Por qué la gestión del tiempo de pantalla es hoy una variable clave del rendimiento

Durante mucho tiempo, cuando hablábamos de rendimiento, pensábamos casi exclusivamente en el entrenamiento, la planificación de cargas, la nutrición o el descanso. Ese enfoque sigue siendo válido, pero hoy resulta claramente incompleto.

En los últimos años, la evidencia científica comenzó a poner el foco en una variable que atraviesa todos esos procesos, pero que muchas veces pasa desapercibida: el uso de tecnología digital, especialmente el tiempo de pantalla (screen time) y la forma en la que interactuamos con nuestros dispositivos.

No estamos frente a un detalle menor. Estamos frente a un factor que influye directamente en la salud, en los hábitos cotidianos y, en consecuencia, en el rendimiento.
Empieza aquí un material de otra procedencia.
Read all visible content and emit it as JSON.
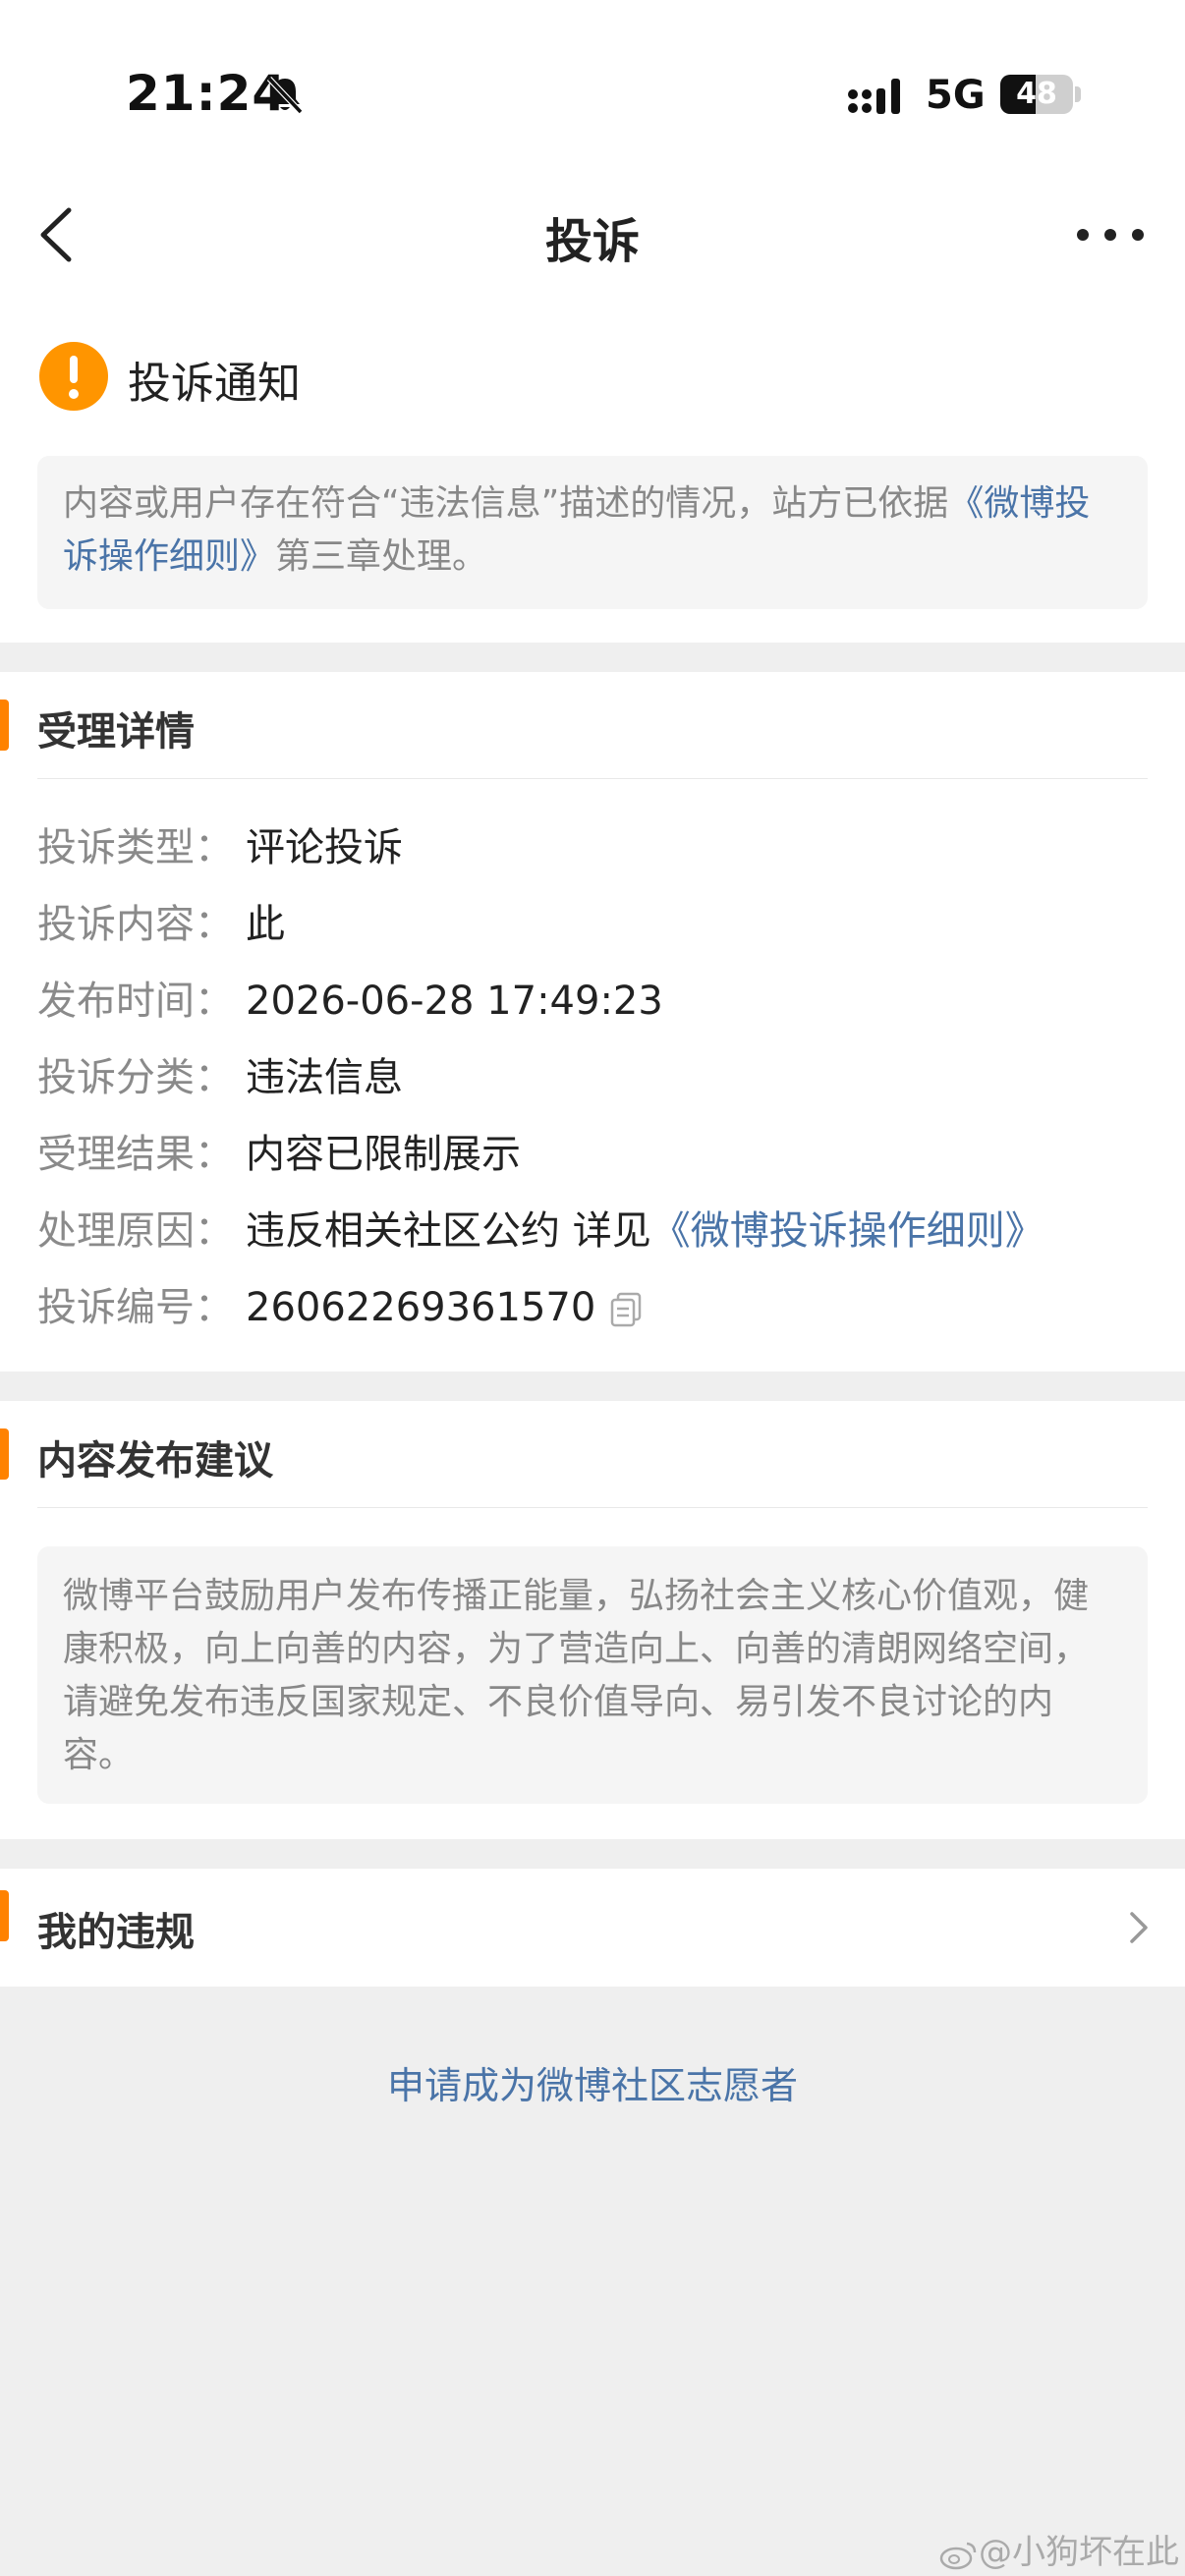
{
  "status_bar": {
    "time": "21:24",
    "network": "5G",
    "battery_text": "48",
    "battery_level": 0.48
  },
  "nav": {
    "title": "投诉"
  },
  "notice": {
    "title": "投诉通知",
    "text_before": "内容或用户存在符合“违法信息”描述的情况，站方已依据",
    "link": "《微博投诉操作细则》",
    "text_after": "第三章处理。"
  },
  "details": {
    "title": "受理详情",
    "rows": [
      {
        "label": "投诉类型：",
        "value": "评论投诉"
      },
      {
        "label": "投诉内容：",
        "value": "此"
      },
      {
        "label": "发布时间：",
        "value": "2026-06-28 17:49:23"
      },
      {
        "label": "投诉分类：",
        "value": "违法信息"
      },
      {
        "label": "受理结果：",
        "value": "内容已限制展示"
      },
      {
        "label": "处理原因：",
        "value": "违反相关社区公约 详见",
        "link": "《微博投诉操作细则》"
      },
      {
        "label": "投诉编号：",
        "value": "26062269361570"
      }
    ]
  },
  "advice": {
    "title": "内容发布建议",
    "text": "微博平台鼓励用户发布传播正能量，弘扬社会主义核心价值观，健康积极，向上向善的内容，为了营造向上、向善的清朗网络空间，请避免发布违反国家规定、不良价值导向、易引发不良讨论的内容。"
  },
  "violations": {
    "title": "我的违规"
  },
  "volunteer_link": "申请成为微博社区志愿者",
  "watermark": "@小狗坏在此",
  "colors": {
    "accent": "#ff8200",
    "link": "#4a74a8",
    "warning": "#ff9500"
  }
}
Y cuando hablamos de rendimiento, no nos referimos únicamente al deportivo. Hablamos también de cómo dormimos, cómo trabajamos, cómo nos vinculamos, cómo nos recuperamos y, en definitiva, de cómo vivimos.


El rendimiento no es solo lo que pasa en el entrenamiento

Uno de los errores más frecuentes al analizar el rendimiento es reducirlo a lo que ocurre durante una sesión de entrenamiento o en una competencia. Sin embargo, el rendimiento es la expresión de un sistema mucho más amplio.

Ese sistema incluye variables fisiológicas, pero también conductuales, cognitivas y sociales. En ese contexto, la forma en la que gestionamos nuestra atención y nuestro tiempo empieza a ocupar un lugar central.

La literatura científica describe un fenómeno clave para entender este problema: el displacement. En términos simples, el tiempo que dedicamos a la tecnología desplaza actividades que son esenciales para la salud y el rendimiento.

Dormimos menos. Nos movemos menos. Interactuamos menos cara a cara. Pensamos menos en profundidad.

El problema no es solamente lo que hacemos con el teléfono. Es, sobre todo, lo que dejamos de hacer mientras lo usamos.


Tiempo de pantalla y salud: un impacto acumulativo

El aumento del screen time se ha asociado de manera consistente con múltiples indicadores negativos de salud. Entre ellos, alteraciones en la calidad del sueño, incremento del estrés percibido, mayor presencia de síntomas de ansiedad y depresión, y una reducción significativa de la actividad física diaria.

Lo importante es entender que estos factores no actúan de manera aislada. Se potencian entre sí y generan un efecto acumulativo.

Dormir mal afecta la regulación hormonal, la recuperación y la toma de decisiones. El sedentarismo impacta en la composición corporal y en la salud metabólica. El estrés sostenido condiciona la adherencia a hábitos saludables.

Desde esta perspectiva, el uso desregulado de la tecnología deja de ser un problema puntual y pasa a ser un factor que desestructura el equilibrio general del organismo.


Atención fragmentada, rendimiento limitado

Uno de los efectos más relevantes del uso intensivo de dispositivos digitales es la fragmentación de la atención.

Las notificaciones constantes, el cambio permanente entre aplicaciones y el consumo de contenido breve reducen nuestra capacidad de sostener el foco en tareas que requieren profundidad.

Esto tiene un impacto directo en el rendimiento laboral, académico y deportivo.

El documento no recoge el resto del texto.